Along with other Arab leaders, the Syrian government has condemned ongoing Israeli attacks on Gaza. But, Barnes-Dacey suggested, "it may also see an opportunity to better sell its own narrative, that it is responding to terrorism in the same manner as Israel."

Attacks on medical centers and civilians by the Assad government are nothing new, added Radwan al-Atrash, a political activist from the Syrian opposition who lives in Idlib. "It was happening before, during and after Gaza. We've been living with this for years," he said. "But it's also true that this regime will try to take advantage of any event, whether in the Arab region or on the international stage, in order to commit crimes against its own people."

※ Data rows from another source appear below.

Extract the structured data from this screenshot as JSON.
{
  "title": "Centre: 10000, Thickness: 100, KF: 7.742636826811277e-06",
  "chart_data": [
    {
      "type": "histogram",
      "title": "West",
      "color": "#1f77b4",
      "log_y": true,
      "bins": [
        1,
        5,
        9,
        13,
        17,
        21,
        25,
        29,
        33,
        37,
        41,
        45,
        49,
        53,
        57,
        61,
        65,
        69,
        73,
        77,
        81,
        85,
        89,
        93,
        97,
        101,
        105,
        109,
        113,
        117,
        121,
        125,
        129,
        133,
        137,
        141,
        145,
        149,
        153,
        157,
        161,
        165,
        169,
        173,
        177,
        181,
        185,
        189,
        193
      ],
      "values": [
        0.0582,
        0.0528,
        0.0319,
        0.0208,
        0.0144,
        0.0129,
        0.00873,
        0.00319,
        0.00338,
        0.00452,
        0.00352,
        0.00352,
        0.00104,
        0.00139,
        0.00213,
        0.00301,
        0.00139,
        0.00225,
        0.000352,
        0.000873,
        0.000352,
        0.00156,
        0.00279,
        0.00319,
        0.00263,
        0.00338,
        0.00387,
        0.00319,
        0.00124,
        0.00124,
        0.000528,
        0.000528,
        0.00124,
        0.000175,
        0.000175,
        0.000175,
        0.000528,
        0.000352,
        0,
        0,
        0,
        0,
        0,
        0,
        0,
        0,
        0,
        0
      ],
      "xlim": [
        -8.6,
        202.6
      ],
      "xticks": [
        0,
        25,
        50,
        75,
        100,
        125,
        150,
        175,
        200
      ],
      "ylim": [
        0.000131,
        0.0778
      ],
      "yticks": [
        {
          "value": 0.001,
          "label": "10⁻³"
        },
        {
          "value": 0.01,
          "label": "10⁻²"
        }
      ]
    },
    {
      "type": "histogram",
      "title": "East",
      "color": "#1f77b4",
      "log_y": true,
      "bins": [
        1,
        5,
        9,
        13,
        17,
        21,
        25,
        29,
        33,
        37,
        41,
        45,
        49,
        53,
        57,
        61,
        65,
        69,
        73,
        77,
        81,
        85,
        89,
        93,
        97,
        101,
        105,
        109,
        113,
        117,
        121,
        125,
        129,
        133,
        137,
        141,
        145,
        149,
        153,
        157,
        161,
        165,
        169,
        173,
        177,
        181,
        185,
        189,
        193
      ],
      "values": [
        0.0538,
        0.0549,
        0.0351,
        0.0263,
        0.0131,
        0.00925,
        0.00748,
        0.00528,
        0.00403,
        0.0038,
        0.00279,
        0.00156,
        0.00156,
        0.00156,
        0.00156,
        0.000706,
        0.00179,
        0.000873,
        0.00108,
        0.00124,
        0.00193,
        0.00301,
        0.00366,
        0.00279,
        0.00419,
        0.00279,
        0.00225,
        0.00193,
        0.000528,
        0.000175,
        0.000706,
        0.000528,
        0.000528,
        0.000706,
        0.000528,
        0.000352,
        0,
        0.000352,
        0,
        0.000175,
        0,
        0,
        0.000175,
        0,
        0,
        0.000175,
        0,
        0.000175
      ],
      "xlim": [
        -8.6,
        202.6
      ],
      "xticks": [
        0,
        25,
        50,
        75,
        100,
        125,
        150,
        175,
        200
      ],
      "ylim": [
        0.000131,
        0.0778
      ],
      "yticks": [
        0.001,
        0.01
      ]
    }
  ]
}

Similarities between the conflicts

There are also other complications that relate to what's happening in Gaza. Most of the around 4.5 million people living in opposition-held areas in northern Syria rely on humanitarian aid, with many living in camps. The UN's Pinheiro said that the presence of the Hezbollah in Syria also had an impact on that. Hezbollah, a Shia political party and militant group, is based in Lebanon but has been fighting on behalf of the Assad regime, which is allied with one of Hezbollah's main backers, Iran. Pinheiro noted that recent Israeli airstrikes that disabled Syrian airports in Aleppo and Damascus also had an impact on the deliveries of humanitarian aid. Israel ostensibly hit the Syrian airports to prevent more fighters or weapons reaching Hezbollah in Syria. Hezbollah is considered a terrorist organization by the US, Germany and several Sunni Arab countries, while the EU lists its armed wing as a terrorist group.

Syria's 12-year-long civil war and the resulting humanitarian crisis is also competing for international attention with, firstly, the war in Ukraine and now, the crisis in Gaza. More attention tends to equate to more funding, experts have noted.

There are so many "competing crises," the UN's Carden pointed out while in Idlib, and less than a third of the UN's 2023 Humanitarian Response Plan for Syria has been funded. "That is going to be a major constraint on our ability to meet all the needs of those who might be affected," he said.

During his speech to the UN, Pinheiro also talked about the impact that the Syrian conflict has had on those other crises.

"The longstanding lack of respect for fundamental international humanitarian law norms in Syria not only kills and maims victims on all sides in Syria," he argued, "it has undermined and eroded the very essence of the international protection system — and we are seeing the results today in other ongoing conflicts."